Discord Tickets is offline

Mar 28 at 12:57am GMT

Affected services

Discord Tickets (Public)

Resolved
Mar 31 at 04:32am BST

Post-mortem

Timeline

The crash

The public instance went offline at 00:47 UTC on Friday, March 28th. The reason for this is unknown; it was not a scheduled update. However, the reason is not particularly important as occasional crashes and automatic recoveries after a few minutes are relatively normal.
Unfortunately, despite the container automatically restarting, the service was unable to recover this time.

Token is revoked

At 06:29 UTC, Discord revokes the bot's token due to it reconnecting 1,000 times. There are no obvious signs as to why; the container did not restart during this time.

New token generated

At approximately 17:00 UTC, the container is recreated with a new bot token. The bot is observed slowly receiving GUILD_DELETE events but does not become READY within a normal timeframe.

Another new token

At approximately 22:00 UTC, although the previous token had not been revoked, the bot still had not become READY so the token was regenerated again and the container was recreated. This made no difference, so the bot was left to reconnect overnight.

Token is revoked again

At 04:11 UTC on Saturday, March 29th, Discord revokes the bot's token for a second time.

Root cause identified

The root cause is finally identified at approximately 01:30 UTC on Monday, March 31st. A solution was found 10 minutes later.

Service recovers

After the fix was implemented and deployed, the service recovered at 02:04 UTC.

The cause

As this incident wasn't caused by a change that could be rolled back, it required investigating a production service, which was made more difficult by the lack of error logs. Even with maximum debugging logs, no additional context was revealed, leaving just two clues:

Suspicious GUILD_DELETE events,
Apparent repeated reconnection.

However, discord.js was not surfacing any indication of its connection state. This was suspected of being a limitation of the library's internal sharding feature, which Discord Tickets still uses.
Attempting to connect to Discord using the dedicated ShardingManager revealed shards dying with an error:
Client took too long to become ready.

After a quick search, suspicions are confirmed and a solution is found. The slowly-arriving GUILD_DELETE events are holding up the connection for too long, discord.js gives up and tries again, but can be resolved by increasing the timeout option.

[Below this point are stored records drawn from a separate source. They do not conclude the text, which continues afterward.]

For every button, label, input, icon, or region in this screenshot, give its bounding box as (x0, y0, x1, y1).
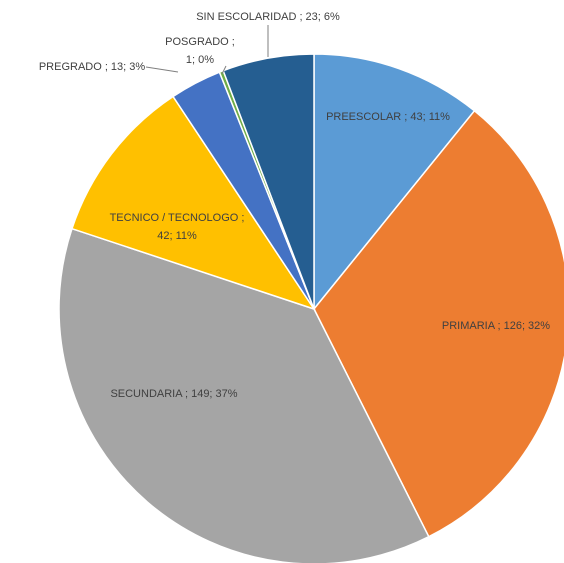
data-label: 126; 32% (504, 320, 551, 332)
leader-line (221, 65, 227, 75)
data-label-group: SIN ESCOLARIDAD ; 23; 6% (196, 11, 340, 23)
data-label-category: PREESCOLAR ; (326, 111, 407, 123)
data-label: 13; 3% (111, 61, 145, 73)
data-label-category: SECUNDARIA ; (110, 388, 188, 400)
data-label-group: PREESCOLAR ; 43; 11% (326, 111, 450, 123)
pie-slice (58, 227, 430, 563)
pie-slice (313, 53, 476, 312)
data-label-group: PRIMARIA ; 126; 32% (442, 320, 550, 332)
data-label-category: PREGRADO ; (39, 61, 108, 73)
data-label: 43; 11% (410, 111, 450, 123)
data-label: 1; 0% (186, 54, 214, 66)
data-label-category: POSGRADO ; (165, 36, 235, 48)
data-label-category: SIN ESCOLARIDAD ; (196, 11, 302, 23)
data-label: 42; 11% (157, 230, 197, 242)
pie-slice (71, 95, 316, 311)
data-label-category: PRIMARIA ; (442, 320, 501, 332)
data-label-category: TECNICO / TECNOLOGO ; (110, 212, 245, 224)
data-label: 23; 6% (306, 11, 340, 23)
data-label: 149; 37% (191, 388, 238, 400)
data-label-group: SECUNDARIA ; 149; 37% (110, 388, 237, 400)
leader-line (145, 66, 179, 73)
pie-slice (313, 109, 564, 538)
data-label-group: PREGRADO ; 13; 3% (39, 61, 146, 73)
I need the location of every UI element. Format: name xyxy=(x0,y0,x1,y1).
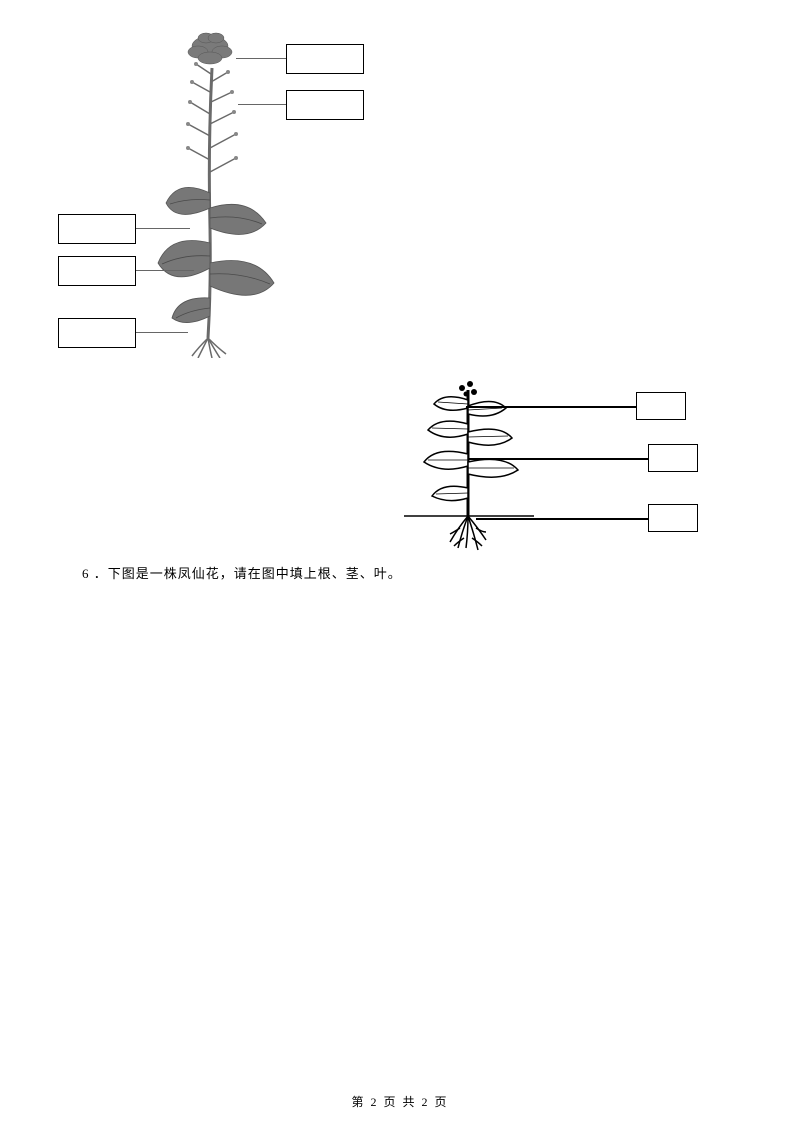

The proposed solution would require migrating the codebase to use ShardingManager, which is an overdue change needed to increase performance, and as this incident has shown, observability too. However, doing this would add a day to an already long incident.

Thankfully, internal sharding supports a similar option, allowing the service to be recovered for Monday morning.

The `GUILD_DELETE` events

This event is delivered when a guild becomes unavailable, often due to the bot being removed, but when it is received at startup it is usually due to an outage or other problem.
The connection timeouts were likely caused by an increase in the number of unavailable guilds, which was almost 50.

Updated
Mar 29 at 03:51pm GMT

The cause is still being investigated. Please join the Discord server at https://lnk.earth/discord for updates.

Created
Mar 28 at 12:57am GMT

Discord Tickets (Public instance) went down.